Young people migrated to a combination of text messaging, Snapchat, Instagram, and TikTok. (Yes, they left Facebook but they are still congregating at a social media water hole.)

Older people have disconnected their land line number and I don’t know their mobile number. Yes, I could ask them for their phone number using Facebook Messenger but it’s not easy. No one is really sure whether the user name contacting them is genuine or an imposter trying to phish or establish a social graph. People are understandably hesitant to respond to requests for personal information.

And, without a common (social media) water hole, it takes a lot of time and effort to make an equivalent number—dozens?—of one-on-one connections every day.

Recently I wrote an AppleScript application to automate birthday and anniversary greetings in part to lessen my reliance on Facebook. But even this automation takes a lot of time each morning to clean up email addresses that bounce and track down a new way of contacting people.


Facebook is proactively preventing URL stripping, but they were OK with hosting content such as this until the police interceded:

“A Pennsylvania man was arrested on Thursday after police found multiple 5-gallon buckets of human remains in his basement and an investigation revealed that he was allegedly buying stolen body parts over Facebook, the East Pennsboro Township Police Department announced.”

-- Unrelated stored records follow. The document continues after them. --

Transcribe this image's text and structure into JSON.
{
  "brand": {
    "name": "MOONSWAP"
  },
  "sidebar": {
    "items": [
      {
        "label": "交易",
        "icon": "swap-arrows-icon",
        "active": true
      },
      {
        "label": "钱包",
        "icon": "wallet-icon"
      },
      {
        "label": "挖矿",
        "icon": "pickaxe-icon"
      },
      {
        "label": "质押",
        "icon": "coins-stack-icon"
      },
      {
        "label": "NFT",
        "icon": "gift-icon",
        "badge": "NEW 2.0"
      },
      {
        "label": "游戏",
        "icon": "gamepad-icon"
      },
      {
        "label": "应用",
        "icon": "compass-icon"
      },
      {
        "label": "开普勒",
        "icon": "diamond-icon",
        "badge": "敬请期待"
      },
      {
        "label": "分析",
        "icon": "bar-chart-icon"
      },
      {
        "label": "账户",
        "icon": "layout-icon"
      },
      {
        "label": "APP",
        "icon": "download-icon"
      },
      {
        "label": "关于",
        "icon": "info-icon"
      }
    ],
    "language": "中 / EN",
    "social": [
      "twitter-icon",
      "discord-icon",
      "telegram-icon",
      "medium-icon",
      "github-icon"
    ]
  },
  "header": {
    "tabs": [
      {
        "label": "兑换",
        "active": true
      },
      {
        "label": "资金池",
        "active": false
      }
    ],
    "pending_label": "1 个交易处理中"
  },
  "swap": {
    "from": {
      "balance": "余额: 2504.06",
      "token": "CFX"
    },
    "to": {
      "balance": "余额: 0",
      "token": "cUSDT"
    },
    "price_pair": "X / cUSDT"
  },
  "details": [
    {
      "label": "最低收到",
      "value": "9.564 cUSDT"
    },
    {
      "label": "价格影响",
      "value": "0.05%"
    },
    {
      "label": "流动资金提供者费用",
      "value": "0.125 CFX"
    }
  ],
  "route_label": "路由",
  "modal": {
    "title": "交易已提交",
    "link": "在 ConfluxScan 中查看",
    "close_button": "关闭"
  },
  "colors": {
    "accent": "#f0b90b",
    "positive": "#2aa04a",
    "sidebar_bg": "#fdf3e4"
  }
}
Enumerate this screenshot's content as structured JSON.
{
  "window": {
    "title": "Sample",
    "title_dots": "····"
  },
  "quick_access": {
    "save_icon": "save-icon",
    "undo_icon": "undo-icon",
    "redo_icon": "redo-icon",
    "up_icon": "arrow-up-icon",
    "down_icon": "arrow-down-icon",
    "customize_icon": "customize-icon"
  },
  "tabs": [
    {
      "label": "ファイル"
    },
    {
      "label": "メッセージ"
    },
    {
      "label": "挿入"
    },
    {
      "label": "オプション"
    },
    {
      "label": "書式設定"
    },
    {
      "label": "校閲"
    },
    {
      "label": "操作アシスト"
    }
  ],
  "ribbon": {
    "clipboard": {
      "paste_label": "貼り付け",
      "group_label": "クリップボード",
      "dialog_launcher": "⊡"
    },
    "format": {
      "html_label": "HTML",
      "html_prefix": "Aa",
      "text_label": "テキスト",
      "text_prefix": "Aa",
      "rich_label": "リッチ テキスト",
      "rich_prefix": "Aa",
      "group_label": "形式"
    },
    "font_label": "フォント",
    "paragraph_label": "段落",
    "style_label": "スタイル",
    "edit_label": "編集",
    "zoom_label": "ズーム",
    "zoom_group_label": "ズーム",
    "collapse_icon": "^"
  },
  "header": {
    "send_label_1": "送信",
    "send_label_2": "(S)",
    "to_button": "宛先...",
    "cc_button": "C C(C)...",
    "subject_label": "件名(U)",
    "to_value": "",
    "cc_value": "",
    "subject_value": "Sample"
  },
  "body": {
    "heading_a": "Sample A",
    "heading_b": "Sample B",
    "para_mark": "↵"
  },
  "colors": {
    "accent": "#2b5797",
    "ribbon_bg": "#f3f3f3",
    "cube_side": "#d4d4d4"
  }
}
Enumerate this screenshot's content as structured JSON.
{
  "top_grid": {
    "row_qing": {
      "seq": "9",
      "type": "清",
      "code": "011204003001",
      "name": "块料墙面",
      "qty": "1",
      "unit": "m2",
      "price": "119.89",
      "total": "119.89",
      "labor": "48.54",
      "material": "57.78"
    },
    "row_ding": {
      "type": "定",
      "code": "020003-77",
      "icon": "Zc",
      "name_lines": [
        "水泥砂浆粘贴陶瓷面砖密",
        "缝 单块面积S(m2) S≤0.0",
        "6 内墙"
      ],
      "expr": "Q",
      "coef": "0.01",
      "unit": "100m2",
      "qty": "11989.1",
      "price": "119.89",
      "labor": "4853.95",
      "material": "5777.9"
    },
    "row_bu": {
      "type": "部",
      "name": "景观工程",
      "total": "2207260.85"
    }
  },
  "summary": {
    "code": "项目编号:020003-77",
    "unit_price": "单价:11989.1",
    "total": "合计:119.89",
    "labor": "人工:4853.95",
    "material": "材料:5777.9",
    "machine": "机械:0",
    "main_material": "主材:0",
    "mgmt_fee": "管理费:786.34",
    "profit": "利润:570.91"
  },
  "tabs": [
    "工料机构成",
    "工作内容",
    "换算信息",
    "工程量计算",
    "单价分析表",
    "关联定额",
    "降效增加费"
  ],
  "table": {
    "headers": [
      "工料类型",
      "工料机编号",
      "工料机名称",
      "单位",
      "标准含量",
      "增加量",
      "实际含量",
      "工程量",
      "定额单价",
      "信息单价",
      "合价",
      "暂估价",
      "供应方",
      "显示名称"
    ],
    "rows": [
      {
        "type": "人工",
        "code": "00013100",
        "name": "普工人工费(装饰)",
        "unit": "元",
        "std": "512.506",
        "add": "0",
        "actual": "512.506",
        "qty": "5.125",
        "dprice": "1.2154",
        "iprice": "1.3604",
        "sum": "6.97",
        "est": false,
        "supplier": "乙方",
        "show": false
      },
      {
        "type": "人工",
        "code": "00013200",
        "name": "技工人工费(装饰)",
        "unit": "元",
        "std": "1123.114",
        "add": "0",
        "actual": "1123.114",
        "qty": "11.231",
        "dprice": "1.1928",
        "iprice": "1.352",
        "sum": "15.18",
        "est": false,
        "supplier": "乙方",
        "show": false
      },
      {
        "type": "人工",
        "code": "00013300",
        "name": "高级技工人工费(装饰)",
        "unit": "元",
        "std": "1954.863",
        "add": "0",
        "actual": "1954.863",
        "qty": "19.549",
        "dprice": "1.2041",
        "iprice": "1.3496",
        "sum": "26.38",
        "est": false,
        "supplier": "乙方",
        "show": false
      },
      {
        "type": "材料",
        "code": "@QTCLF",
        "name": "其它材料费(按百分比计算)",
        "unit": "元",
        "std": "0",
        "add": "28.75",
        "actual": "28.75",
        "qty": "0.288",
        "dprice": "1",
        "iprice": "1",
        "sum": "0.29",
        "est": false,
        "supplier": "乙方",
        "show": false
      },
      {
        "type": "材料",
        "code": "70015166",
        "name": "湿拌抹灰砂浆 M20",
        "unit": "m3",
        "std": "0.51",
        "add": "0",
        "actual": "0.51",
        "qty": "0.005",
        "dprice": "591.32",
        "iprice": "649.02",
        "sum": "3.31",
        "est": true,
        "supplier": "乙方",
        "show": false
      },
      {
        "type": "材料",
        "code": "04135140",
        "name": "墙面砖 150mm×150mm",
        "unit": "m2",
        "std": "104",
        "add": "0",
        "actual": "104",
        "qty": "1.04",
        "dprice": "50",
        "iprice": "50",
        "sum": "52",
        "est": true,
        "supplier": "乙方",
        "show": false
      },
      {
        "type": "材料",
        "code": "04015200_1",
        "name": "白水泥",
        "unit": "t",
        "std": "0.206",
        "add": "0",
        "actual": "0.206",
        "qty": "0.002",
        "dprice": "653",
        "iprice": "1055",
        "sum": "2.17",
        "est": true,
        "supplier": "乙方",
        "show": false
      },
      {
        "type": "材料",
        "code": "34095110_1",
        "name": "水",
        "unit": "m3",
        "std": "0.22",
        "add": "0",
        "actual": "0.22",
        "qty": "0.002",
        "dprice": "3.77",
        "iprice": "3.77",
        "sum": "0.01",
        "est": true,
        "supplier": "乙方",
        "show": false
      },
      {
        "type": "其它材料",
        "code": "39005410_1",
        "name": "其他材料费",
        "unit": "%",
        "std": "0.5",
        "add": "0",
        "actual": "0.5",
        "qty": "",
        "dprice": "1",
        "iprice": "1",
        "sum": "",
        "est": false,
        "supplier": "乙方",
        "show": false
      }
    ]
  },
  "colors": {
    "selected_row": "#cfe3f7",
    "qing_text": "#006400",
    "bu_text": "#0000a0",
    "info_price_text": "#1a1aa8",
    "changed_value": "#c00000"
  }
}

I have tried to stay out of Facebook. When it first launched, I got a lot of invites which I declined. Gradually, I was lured into it, anyway. My school class anniversary, discussion and info from the flyfishers in my home river. Support from various companies.
Just today I capitulated and joined the Norwegian Facebook club for owners of Toyota HiLux. I had a technical question which I have tried searching the internet for an answer to for 10 years or more. Is the diesel “Power Heater” turned off by a thermostat or do I have to remember to turn it off and on? It took 5 minutes and I got the answer. It turns off at 60 C.
The problem is that I live in a country where the majority is naïve. Just this week it was discovered that our minister of justice is using TikTok!

Not to say that your particular question and answer actually exist in any of these sites, but a quick search in Brave turned up quite a few dedicated Toyota HiLux forums where you could have asked that question in the past and almost certainly received an answer. So while someone happened to ask/answer it on the Facebook group, that doesn’t speak to Facebook offering a general service that’s unique.


I have searched all those forums for years and also last week, before turning to Facebook. I even found answers to my question on several, but based on my knowledge in practical use found the answers to be wrong. This made me think maybe the model here up in the north, have a different solution. I have not found any Norwegian forum.